Hiya been on here a while now a want to join but would it be worth it? I obviously can't make it most of the meets however I am planing on attending the event 2010 to Italy. Opinions appreciated. Cheers.


----------



## les (Jul 24, 2006)

ecko2702 said:


> Hiya been on here a while now a want to join but would it be worth it? I obviously can't make it most of the meets however I am planing on attending the event 2010 to Italy. Opinions appreciated. Cheers.


Well there are also 4 issues of a great mag, TTOC badge for you car and window stickers. You also get the lowdown on what's happening what's happened tips and ideas plus lots more. Only you can decide if its worth joining however. :?


----------



## ecko2702 (Jan 26, 2009)

cheers mate I wasn't sure about all that stuff I thought it was for car meets and all that stuff. I always wanted a TT magazine sounds good to me.


----------



## Wallsendmag (Feb 12, 2004)

Whereabouts in the US just returned from there yesterday ?


----------



## ecko2702 (Jan 26, 2009)

Wisconsin mate. Where were you when you were here mate? Did you like it here?


----------



## Wallsendmag (Feb 12, 2004)

LA,San Diego and Vegas , had a great time.


----------



## ecko2702 (Jan 26, 2009)

Ah one of the ones who enjoyed it here then.
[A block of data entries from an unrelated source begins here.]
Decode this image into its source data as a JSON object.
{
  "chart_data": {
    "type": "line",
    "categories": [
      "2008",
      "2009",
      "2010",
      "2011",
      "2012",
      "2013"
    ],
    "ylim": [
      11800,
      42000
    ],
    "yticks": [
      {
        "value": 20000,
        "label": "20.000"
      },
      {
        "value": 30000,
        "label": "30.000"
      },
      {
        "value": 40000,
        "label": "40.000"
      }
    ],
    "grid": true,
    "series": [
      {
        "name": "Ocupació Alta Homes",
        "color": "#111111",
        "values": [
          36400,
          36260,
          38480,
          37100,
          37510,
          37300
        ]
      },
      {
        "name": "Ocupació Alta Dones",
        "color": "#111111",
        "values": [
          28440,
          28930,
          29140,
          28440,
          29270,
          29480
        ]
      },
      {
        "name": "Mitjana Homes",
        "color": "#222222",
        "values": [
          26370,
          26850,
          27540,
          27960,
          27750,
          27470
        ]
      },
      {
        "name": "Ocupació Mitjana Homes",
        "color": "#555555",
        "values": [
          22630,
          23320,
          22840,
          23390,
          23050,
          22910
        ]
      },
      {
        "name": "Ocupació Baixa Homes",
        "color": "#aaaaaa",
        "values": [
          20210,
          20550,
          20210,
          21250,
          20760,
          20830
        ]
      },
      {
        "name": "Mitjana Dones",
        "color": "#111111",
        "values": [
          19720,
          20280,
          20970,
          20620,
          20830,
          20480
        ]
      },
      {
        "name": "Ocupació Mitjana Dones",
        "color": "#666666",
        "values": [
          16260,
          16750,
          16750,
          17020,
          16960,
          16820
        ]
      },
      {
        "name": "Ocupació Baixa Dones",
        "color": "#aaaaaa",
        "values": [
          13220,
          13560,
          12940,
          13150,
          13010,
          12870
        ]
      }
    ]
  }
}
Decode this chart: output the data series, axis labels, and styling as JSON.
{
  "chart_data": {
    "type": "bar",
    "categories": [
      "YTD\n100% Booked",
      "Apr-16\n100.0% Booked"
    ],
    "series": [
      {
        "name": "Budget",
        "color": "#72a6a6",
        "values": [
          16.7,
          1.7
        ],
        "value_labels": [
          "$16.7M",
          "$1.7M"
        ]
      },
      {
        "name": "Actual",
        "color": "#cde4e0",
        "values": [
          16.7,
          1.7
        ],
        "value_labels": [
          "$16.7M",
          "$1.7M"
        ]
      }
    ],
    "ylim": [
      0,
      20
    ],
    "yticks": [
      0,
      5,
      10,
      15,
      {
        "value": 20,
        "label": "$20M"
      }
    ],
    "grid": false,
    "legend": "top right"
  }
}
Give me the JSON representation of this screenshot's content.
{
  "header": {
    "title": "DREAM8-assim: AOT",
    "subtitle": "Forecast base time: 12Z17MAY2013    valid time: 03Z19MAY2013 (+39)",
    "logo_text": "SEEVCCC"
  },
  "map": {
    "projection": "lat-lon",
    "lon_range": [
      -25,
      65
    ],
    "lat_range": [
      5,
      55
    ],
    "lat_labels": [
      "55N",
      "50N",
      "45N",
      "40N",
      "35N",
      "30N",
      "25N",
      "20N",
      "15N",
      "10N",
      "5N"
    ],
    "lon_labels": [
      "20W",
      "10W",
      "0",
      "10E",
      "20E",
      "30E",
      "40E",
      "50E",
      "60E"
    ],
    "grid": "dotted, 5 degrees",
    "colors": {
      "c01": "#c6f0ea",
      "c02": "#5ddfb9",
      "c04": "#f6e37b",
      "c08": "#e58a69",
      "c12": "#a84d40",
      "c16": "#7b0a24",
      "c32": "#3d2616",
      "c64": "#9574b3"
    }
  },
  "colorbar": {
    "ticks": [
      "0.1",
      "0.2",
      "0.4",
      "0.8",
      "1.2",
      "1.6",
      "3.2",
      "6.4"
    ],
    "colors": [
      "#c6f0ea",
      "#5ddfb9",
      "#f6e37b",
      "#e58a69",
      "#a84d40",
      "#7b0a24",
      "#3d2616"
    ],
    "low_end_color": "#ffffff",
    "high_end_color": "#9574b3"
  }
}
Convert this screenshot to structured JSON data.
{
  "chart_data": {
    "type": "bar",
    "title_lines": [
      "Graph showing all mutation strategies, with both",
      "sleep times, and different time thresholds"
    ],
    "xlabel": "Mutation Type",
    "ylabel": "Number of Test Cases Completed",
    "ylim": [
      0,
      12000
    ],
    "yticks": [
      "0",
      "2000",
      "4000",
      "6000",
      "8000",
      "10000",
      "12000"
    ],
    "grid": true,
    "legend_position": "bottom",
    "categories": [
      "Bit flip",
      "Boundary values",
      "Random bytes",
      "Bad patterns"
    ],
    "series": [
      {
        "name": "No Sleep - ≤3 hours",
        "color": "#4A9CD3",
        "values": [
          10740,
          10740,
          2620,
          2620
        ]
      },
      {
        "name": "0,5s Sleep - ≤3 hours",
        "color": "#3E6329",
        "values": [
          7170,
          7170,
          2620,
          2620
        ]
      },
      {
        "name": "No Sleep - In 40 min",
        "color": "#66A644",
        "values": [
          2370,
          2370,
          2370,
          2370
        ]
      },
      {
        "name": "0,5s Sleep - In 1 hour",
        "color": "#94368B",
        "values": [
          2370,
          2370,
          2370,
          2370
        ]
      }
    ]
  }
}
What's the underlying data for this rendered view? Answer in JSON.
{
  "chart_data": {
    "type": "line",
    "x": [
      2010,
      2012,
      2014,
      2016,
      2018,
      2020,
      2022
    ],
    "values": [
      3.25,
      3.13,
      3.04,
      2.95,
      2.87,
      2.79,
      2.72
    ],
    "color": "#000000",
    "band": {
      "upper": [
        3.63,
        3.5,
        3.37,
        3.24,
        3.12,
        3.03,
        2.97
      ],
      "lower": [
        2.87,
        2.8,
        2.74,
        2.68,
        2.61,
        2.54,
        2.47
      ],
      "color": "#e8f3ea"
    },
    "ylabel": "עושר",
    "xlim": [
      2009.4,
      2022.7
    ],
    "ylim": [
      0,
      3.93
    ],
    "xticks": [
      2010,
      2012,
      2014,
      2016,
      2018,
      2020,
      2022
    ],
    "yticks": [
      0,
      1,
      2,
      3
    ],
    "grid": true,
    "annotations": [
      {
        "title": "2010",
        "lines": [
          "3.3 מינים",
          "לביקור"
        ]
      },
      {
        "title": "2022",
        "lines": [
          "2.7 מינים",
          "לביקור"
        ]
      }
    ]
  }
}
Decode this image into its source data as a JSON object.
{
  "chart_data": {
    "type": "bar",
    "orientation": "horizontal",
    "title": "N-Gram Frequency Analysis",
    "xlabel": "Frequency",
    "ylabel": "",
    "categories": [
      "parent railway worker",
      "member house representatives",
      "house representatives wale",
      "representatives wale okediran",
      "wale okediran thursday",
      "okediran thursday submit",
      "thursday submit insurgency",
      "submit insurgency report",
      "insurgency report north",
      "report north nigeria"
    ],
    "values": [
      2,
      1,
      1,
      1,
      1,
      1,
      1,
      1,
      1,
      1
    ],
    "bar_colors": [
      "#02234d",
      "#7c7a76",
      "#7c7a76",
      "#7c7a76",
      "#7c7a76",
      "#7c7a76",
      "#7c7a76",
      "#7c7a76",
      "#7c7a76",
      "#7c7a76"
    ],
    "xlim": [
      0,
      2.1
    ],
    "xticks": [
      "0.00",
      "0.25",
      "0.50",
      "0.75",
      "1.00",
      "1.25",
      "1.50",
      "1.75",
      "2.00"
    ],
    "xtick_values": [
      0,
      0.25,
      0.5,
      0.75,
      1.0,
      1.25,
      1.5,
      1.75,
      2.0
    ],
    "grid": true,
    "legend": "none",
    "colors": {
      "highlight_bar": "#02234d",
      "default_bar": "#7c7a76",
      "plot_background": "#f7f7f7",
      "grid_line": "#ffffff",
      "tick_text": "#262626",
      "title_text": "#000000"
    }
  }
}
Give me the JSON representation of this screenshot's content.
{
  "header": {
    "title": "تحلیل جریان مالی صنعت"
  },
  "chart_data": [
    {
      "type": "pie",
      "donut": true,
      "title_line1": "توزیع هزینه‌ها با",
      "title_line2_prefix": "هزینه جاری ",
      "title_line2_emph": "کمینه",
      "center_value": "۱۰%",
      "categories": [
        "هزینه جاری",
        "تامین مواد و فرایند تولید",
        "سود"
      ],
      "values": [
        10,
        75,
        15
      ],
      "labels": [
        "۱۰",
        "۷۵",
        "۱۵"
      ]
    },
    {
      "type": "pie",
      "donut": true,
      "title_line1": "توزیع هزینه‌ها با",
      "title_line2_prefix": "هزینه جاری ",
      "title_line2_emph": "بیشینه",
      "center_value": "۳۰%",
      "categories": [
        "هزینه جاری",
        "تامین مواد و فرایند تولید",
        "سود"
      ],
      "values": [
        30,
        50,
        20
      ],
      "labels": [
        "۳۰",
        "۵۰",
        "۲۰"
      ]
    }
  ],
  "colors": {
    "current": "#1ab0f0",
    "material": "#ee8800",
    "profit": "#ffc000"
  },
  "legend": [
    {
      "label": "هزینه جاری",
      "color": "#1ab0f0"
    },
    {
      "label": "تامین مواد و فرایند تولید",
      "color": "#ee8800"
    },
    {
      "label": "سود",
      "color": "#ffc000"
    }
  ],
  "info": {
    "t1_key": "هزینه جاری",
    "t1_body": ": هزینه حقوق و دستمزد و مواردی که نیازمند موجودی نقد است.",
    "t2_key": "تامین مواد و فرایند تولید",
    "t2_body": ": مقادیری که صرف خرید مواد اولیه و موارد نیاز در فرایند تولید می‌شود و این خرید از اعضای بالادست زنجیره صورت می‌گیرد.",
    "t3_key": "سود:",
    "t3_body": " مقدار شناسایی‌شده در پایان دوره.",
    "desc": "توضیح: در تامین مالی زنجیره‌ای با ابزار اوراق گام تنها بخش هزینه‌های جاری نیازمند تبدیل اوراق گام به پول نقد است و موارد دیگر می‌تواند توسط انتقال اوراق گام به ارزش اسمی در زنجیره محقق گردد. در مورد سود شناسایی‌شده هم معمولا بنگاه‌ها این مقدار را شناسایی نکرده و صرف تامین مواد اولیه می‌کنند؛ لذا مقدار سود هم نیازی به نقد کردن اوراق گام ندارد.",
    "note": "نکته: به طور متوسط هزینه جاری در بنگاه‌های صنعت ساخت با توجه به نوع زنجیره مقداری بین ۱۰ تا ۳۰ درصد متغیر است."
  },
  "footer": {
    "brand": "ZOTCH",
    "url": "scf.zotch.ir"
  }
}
Everything I hear someone came here on holiday I always think of when Top Gear came here and Jeremy said everyone here is very fat very stupid and very lazy. Sadly he isn't far off. Glad you like it here though bet it was damn hot there though.


----------



## Wallsendmag (Feb 12, 2004)

ecko2702 said:


> Ah one of the ones who enjoyed it here then. Everything I hear someone came here on holiday I always think of when Top Gear came here and Jeremy said everyone here is very fat very stupid and very lazy. Sadly he isn't far off. Glad you like it here though bet it was damn hot there though.


104 when we left ,more like 64 here


----------



## ecko2702 (Jan 26, 2009)

I wouldn't complain about that 64 would be great. All week it has been in the 90's with 90 to 100% humidity.


----------



## Wallsendmag (Feb 12, 2004)

Nice and dry in the desert


----------